According to Suetonius's Lives of the Twelve Caesars, Incitatus had a stable of marble, with an ivory manger, purple blankets, and a collar of precious stones. Others have indicated that the horse was attended to by eighteen servants, and was fed oats mixed with gold flake. Suetonius also wrote that Caligula planned to make Incitatus a consul. Caligula even procured him a wife, a mare named Penelope.
The horse would "invite" dignitaries to dine with him in a house outfitted with servants there to entertain such events.
[edit] Caligula's Folly
Historical revisionists like Anthony A. Barrett in Caligula: The Corruption of Power (Yale, 1990) question the negative portrait of Caligula. They ascribe Caligula's treatment of Incitatus as a way of ridiculing and angering the Senate, rather than a proof of his insanity.
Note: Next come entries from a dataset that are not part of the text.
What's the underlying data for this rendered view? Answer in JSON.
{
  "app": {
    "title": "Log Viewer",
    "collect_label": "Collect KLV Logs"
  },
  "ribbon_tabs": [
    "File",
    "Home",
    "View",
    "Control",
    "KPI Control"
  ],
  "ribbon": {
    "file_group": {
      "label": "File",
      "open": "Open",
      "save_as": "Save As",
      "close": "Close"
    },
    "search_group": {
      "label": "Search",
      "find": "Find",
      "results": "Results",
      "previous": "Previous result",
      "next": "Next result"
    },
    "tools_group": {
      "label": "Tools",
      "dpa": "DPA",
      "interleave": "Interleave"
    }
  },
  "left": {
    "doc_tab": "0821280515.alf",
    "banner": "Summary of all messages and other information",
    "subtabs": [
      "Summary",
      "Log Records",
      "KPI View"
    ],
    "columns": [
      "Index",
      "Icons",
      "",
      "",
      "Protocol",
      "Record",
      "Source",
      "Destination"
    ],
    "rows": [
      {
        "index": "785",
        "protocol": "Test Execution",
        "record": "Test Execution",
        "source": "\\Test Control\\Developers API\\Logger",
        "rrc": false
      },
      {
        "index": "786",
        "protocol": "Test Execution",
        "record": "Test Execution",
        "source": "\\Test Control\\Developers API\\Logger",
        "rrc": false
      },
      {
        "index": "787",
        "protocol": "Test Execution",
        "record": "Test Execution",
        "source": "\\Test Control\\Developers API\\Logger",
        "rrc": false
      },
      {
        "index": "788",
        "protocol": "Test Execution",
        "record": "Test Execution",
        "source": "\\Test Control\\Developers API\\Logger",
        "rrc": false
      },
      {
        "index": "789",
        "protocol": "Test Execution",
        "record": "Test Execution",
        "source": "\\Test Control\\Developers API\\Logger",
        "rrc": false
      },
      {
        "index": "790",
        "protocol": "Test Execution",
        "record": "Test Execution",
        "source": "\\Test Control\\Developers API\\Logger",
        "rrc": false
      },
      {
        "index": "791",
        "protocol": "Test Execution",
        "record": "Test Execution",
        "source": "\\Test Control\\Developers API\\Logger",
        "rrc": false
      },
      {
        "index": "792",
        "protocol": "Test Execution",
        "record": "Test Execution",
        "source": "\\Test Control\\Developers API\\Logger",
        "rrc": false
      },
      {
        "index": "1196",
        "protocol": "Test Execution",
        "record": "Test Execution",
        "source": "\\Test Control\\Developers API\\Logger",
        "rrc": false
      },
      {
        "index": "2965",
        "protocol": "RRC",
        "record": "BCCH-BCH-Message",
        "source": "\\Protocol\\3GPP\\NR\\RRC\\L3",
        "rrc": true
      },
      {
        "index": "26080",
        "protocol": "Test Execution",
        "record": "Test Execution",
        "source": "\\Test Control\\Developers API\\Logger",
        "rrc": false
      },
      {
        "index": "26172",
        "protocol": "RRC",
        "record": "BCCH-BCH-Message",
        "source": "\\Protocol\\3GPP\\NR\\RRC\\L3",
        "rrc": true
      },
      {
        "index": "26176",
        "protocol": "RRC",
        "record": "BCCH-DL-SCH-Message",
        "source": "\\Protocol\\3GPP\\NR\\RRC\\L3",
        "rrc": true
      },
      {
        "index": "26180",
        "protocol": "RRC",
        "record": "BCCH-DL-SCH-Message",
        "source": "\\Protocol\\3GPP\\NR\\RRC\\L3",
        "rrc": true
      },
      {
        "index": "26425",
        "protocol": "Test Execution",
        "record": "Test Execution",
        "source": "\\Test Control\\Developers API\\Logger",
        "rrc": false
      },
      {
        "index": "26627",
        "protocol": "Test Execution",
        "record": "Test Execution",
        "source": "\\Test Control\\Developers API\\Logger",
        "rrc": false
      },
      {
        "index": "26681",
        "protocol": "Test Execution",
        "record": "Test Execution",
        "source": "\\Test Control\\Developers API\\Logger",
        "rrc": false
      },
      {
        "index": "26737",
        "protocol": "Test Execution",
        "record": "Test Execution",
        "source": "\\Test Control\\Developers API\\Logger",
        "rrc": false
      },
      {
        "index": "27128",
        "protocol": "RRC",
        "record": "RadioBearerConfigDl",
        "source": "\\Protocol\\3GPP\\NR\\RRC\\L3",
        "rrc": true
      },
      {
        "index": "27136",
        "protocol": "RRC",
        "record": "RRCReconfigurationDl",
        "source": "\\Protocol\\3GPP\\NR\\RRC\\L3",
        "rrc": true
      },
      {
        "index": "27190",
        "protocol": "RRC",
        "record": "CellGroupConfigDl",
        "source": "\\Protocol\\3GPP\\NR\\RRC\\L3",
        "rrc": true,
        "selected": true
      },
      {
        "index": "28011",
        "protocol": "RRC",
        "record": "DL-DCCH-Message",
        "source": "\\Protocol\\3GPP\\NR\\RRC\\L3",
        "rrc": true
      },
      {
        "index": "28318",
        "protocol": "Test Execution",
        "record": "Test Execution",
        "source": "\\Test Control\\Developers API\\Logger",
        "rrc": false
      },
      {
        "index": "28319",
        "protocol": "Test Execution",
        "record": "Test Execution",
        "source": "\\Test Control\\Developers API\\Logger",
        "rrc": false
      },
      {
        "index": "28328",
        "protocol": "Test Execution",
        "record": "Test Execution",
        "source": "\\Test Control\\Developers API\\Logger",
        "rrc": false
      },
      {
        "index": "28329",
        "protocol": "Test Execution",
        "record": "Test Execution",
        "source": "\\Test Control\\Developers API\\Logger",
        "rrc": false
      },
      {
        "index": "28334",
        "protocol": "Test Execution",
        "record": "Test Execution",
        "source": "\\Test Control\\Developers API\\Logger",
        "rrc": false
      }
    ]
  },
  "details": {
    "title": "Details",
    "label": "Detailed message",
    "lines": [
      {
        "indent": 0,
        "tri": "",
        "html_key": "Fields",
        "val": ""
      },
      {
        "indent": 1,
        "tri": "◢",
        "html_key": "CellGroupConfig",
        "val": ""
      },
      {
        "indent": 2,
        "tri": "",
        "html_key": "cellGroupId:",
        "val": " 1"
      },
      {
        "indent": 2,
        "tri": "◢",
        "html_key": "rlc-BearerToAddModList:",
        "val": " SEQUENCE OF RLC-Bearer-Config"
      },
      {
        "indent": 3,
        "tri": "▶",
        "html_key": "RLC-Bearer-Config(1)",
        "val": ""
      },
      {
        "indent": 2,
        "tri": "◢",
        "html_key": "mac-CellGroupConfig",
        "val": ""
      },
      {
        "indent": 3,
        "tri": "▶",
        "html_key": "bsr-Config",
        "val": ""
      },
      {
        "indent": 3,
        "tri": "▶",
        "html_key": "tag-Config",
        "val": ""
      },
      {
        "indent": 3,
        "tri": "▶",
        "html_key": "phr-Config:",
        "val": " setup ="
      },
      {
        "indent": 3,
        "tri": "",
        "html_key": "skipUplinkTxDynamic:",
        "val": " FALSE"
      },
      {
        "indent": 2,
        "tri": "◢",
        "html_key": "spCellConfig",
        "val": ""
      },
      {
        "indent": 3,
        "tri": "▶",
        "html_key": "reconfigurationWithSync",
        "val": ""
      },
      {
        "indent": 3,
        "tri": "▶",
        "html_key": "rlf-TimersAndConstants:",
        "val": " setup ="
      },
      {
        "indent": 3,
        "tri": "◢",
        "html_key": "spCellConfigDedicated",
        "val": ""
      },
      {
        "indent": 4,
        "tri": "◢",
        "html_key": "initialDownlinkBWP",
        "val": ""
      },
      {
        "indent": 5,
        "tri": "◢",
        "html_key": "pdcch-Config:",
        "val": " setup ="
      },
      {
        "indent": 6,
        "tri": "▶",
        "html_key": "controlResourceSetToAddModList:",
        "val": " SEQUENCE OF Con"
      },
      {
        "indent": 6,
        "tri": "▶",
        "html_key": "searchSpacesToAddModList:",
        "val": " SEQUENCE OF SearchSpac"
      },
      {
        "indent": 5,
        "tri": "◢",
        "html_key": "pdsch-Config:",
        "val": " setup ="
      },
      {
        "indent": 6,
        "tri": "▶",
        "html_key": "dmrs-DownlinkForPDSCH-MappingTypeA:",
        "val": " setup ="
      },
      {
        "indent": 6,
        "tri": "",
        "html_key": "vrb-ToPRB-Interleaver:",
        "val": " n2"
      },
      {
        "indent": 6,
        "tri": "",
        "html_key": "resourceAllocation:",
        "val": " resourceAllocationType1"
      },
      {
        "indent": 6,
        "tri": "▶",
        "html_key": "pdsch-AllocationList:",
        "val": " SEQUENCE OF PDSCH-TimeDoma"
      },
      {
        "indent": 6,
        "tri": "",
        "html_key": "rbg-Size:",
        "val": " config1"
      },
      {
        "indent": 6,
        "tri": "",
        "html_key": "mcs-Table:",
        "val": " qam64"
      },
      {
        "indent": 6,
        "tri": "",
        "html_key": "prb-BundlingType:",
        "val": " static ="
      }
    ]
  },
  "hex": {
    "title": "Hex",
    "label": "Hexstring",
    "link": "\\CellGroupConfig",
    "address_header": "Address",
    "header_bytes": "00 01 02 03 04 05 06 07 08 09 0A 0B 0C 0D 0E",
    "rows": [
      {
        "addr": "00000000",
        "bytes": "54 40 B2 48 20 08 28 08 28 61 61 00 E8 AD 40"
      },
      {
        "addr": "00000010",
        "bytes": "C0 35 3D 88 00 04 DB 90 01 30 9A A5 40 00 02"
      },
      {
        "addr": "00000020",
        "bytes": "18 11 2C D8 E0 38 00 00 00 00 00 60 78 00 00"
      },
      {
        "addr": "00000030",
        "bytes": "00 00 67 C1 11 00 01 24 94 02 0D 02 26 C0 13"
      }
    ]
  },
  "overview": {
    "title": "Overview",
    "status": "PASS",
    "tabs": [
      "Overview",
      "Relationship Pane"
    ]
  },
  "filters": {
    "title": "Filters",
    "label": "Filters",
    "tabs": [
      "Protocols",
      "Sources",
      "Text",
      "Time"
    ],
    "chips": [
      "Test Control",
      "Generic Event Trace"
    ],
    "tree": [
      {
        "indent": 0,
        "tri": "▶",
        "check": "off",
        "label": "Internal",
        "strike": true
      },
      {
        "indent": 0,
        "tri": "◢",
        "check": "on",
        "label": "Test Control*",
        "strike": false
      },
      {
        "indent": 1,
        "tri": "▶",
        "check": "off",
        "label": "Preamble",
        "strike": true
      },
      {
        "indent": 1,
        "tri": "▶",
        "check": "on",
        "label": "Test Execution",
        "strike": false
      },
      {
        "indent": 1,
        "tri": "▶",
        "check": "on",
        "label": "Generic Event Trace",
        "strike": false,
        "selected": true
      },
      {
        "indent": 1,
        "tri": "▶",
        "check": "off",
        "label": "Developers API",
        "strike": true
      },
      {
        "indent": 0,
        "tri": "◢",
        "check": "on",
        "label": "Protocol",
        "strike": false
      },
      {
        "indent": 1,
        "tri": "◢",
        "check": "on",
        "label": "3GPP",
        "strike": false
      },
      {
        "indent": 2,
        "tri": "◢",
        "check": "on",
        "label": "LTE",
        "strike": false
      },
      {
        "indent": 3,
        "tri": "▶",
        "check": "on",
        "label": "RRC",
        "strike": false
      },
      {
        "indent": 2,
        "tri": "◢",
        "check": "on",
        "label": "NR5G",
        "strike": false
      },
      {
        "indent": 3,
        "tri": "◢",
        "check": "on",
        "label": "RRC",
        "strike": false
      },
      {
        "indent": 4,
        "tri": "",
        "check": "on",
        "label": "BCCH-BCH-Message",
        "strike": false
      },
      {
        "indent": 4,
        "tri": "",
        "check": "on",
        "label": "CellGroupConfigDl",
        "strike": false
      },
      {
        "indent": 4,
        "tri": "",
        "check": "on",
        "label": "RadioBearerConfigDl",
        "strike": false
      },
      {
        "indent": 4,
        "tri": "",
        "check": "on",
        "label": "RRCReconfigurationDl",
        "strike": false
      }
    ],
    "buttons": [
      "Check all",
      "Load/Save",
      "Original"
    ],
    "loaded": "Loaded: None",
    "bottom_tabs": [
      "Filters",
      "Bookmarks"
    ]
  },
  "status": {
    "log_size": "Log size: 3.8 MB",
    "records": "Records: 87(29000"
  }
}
They suggest that later historians like Suetonius and Dio Cassius were motivated by the politics of their times and that their histories were distorted by the desire to include more colorful, but perhaps less reliable sources.
[edit] In popular culture
Incitatus appears as a character in Bill Willingham's comic book series, Jack of Fables. In the comic, Incitatus has the power of speech, and assists the Big Bad Wolf in tracking down the title character during a flashback sequence set in the Old West. The horse is also mentioned in Atlas Shrugged, referring to Cherryl Brooks during a high society party, a dime-store salesgirl who winds up marrying James Taggart.